Çetin ve uzun bir savaş içindeyiz
- GİRİŞ27.12.2019 09:46
- GÜNCELLEME28.12.2019 09:41
Tarihi Tanzimatla başlayan ve günümüze kadar uzanan çetin bir savaşın ve sınavın içinde olan bir milletiz.Yabancılarla ve yabancılaşanlarla gizli ve açık hesaplaşmaya dönüşen bir kavganın tarafıyız..
Ne zaman ayağa kalksak, ne zaman dik durmaya çalışsak içeriden veya dışarıdan hain bir el sırtımıza paslı hançerini yapıştırıyor. Bu zamana kadar yediğimiz darbelerin kamburuyla birlikte yaşamaya mahkum edilmişiz. Siyasi, ekonomik, sosyal, kültürel buhranlarla boğuşa boğuşa yorulduk, bitkin düştük, düşmanlarımıza el avuç açmaya mecbur edildik.
AK Parti iktidara gelmeden önce bu ülke 12 Cente muhtaç, gırtlağına kadar borç bataklığında kendi memurunun maaşını bile veremeyen bir acizlikle içinde kıvranıyordu. Bunları çabucak unuttuk.

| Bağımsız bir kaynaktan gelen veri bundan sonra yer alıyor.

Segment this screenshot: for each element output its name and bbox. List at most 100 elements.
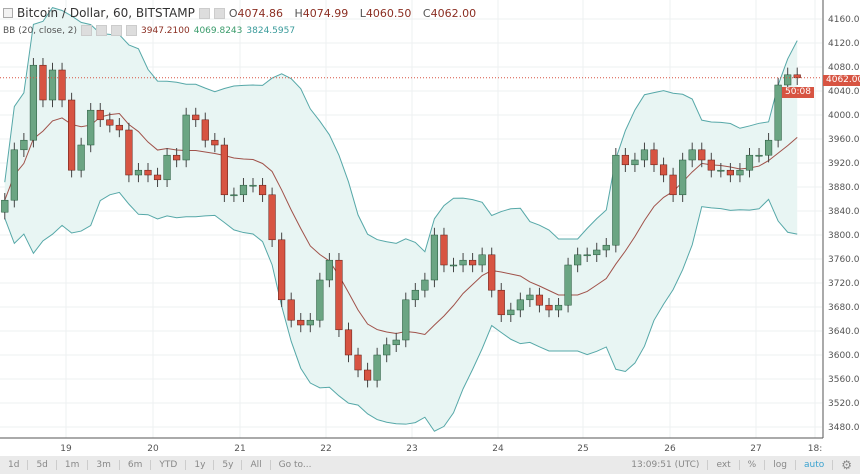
price-chart[interactable]: 4160.00 4120.00 4080.00 4040.00 4000.00 3960.…	[0, 0, 860, 456]
x-tick-label: 27	[750, 444, 761, 454]
candle	[650, 149, 658, 166]
bb-upper-line	[4, 7, 798, 253]
collapse-icon[interactable]	[3, 8, 13, 18]
range-3m[interactable]: 3m	[88, 460, 120, 470]
y-tick-label: 4120.00	[828, 39, 860, 49]
candle	[535, 294, 544, 306]
candle	[363, 369, 372, 381]
y-tick-label: 4160.00	[828, 15, 860, 25]
percent-toggle[interactable]: %	[740, 460, 766, 470]
candle	[526, 294, 534, 301]
close-icon[interactable]	[126, 25, 138, 36]
candle	[564, 264, 572, 306]
gear-icon[interactable]: ⚙	[841, 458, 852, 472]
range-1m[interactable]: 1m	[57, 460, 89, 470]
y-tick-label: 3680.00	[828, 303, 860, 313]
x-tick-label: 19	[60, 444, 72, 454]
y-tick-label: 3720.00	[828, 279, 860, 289]
candle	[48, 69, 57, 101]
range-6m[interactable]: 6m	[120, 460, 152, 470]
candle	[96, 109, 104, 121]
candle	[115, 124, 123, 131]
countdown-label: 50:08	[782, 87, 814, 98]
candle	[77, 144, 85, 171]
candle	[125, 129, 133, 176]
bb-name[interactable]: BB (20, close, 2)	[3, 25, 78, 36]
candle	[430, 234, 439, 281]
candle	[764, 139, 773, 156]
candle	[220, 144, 228, 196]
candle	[478, 254, 486, 266]
bb-lower-line	[4, 191, 798, 432]
symbol-legend: Bitcoin / Dollar, 60, BITSTAMP O4074.86 …	[3, 6, 484, 20]
candle	[106, 119, 114, 126]
y-tick-label: 4000.00	[828, 111, 860, 121]
candle	[698, 149, 706, 161]
x-tick-label: 24	[492, 444, 504, 454]
goto-button[interactable]: Go to...	[278, 460, 312, 470]
candle	[669, 174, 677, 196]
y-tick-label: 3840.00	[828, 207, 860, 217]
candle	[707, 159, 715, 171]
range-all[interactable]: All	[242, 460, 271, 470]
candle	[449, 264, 458, 267]
candle	[516, 299, 524, 311]
candle	[469, 259, 477, 266]
candle	[774, 84, 782, 141]
symbol-title[interactable]: Bitcoin / Dollar, 60, BITSTAMP	[17, 6, 195, 20]
candle	[29, 64, 38, 141]
candle	[192, 114, 200, 121]
settings-icon[interactable]	[96, 25, 108, 36]
eye-icon[interactable]	[198, 7, 210, 19]
candle	[402, 299, 410, 341]
ohlc-values: O4074.86 H4074.99 L4060.50 C4062.00	[228, 6, 477, 20]
candle	[201, 119, 209, 141]
candle	[354, 354, 362, 371]
candle	[440, 234, 448, 266]
candle	[87, 109, 95, 146]
candle	[726, 169, 734, 176]
range-1y[interactable]: 1y	[186, 460, 215, 470]
y-tick-label: 3480.00	[828, 423, 860, 433]
candle	[153, 174, 162, 181]
settings-icon[interactable]	[213, 7, 225, 19]
candle	[640, 149, 649, 161]
x-tick-label: 23	[406, 444, 417, 454]
candle	[211, 139, 219, 146]
bb-legend: BB (20, close, 2) 3947.2100 4069.8243 38…	[3, 25, 295, 36]
eye-icon[interactable]	[81, 25, 93, 36]
y-tick-label: 3640.00	[828, 327, 860, 337]
range-5y[interactable]: 5y	[214, 460, 243, 470]
bb-basis-line	[4, 113, 798, 336]
log-toggle[interactable]: log	[765, 460, 796, 470]
candle	[383, 344, 391, 356]
candle	[688, 149, 696, 161]
y-tick-label: 4080.00	[828, 63, 860, 73]
add-icon[interactable]	[111, 25, 123, 36]
range-1d[interactable]: 1d	[0, 460, 29, 470]
candle	[574, 254, 582, 266]
candle	[10, 149, 18, 201]
y-tick-label: 3760.00	[828, 255, 860, 265]
candle	[793, 74, 801, 79]
candle	[163, 154, 171, 181]
auto-toggle[interactable]: auto	[796, 460, 834, 470]
bb-upper: 4069.8243	[193, 25, 243, 36]
candle	[297, 319, 305, 326]
ext-toggle[interactable]: ext	[708, 460, 740, 470]
candle	[679, 159, 687, 196]
y-tick-label: 4040.00	[828, 87, 860, 97]
candle	[554, 304, 563, 311]
range-ytd[interactable]: YTD	[151, 460, 187, 470]
candle	[745, 154, 754, 171]
candle	[373, 354, 381, 381]
candle	[784, 74, 792, 86]
candle	[134, 169, 143, 176]
candle	[239, 184, 248, 196]
candle	[488, 254, 496, 291]
candle	[68, 99, 76, 171]
y-tick-label: 3880.00	[828, 183, 860, 193]
candle	[497, 289, 505, 316]
range-5d[interactable]: 5d	[28, 460, 57, 470]
candle	[659, 164, 668, 176]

AK Parti iktidarlarıyla birlikte devlet ile millet arasındaki gerilim ve kavga sona erdi. Devlet yönetimi emperyalist güçlerin kontrol ve boyunduruğundan kurtarılmaya çalışıldı. Milletiyle kavga eden, savaşan bir devlet yönetimi olmaktan çıkarıldı. Milletinin hizmetinde olan, olması gereken bir devlet haline getirildi. Daha sonra siyaset, ekonomi, dış politika, iç politika, ordu, polis, bürokrasi yeniden organize ve dizayn edildi. Yoldan çıkan yol tekrar kendi yoluna girdi.
IMF’e olan bağımlılığımız bütün borçlarımızı ödeyerek ortadan kaldırıldı. Batıya bağlı olan siyaset ve dış politikamıza milli ve yerli bir ayar verildi. Batının menfaatlerine göre konumlanmış bir Türkiye yerine kendi menfaat ve çıkarlarını önceleyen bir Türkiye dik duruşu ortaya konuldu.
Askeri, siyasi, ekonomik, sosyal, kültürel alanda kendimiz olmak, kendimize yeter hale gelmek için emperyalist batıya ayarlı bütün devlet gelenek ve görenekleri, adet ve teammülleri rafa kaldırıldı. Bu değişime önce içimizdeki batının kuklaları direndi ve hala direniyorlar. Ayaklarının altındaki çürük zeminin kaydığını gören mirasyediler telaşlanıp Türkiyeyi batıdaki efendilerine şikayet etmek için Avrupa başkentlerinin kapılarını aşındırmayı adet haline getirdiler.
Değişim her çağda ve zamanda sancılı olur. Bizde de değişim rüzgarları kendi toplumumuzda sancılı başladı ve sancılı olarak devam ediyor. Elbette; her şey güllük gülistanlık, yerli yerine oturmuş değil. Toplumsal değişimler onlarca yıl sonrası meyvesini veren hareketlerdir.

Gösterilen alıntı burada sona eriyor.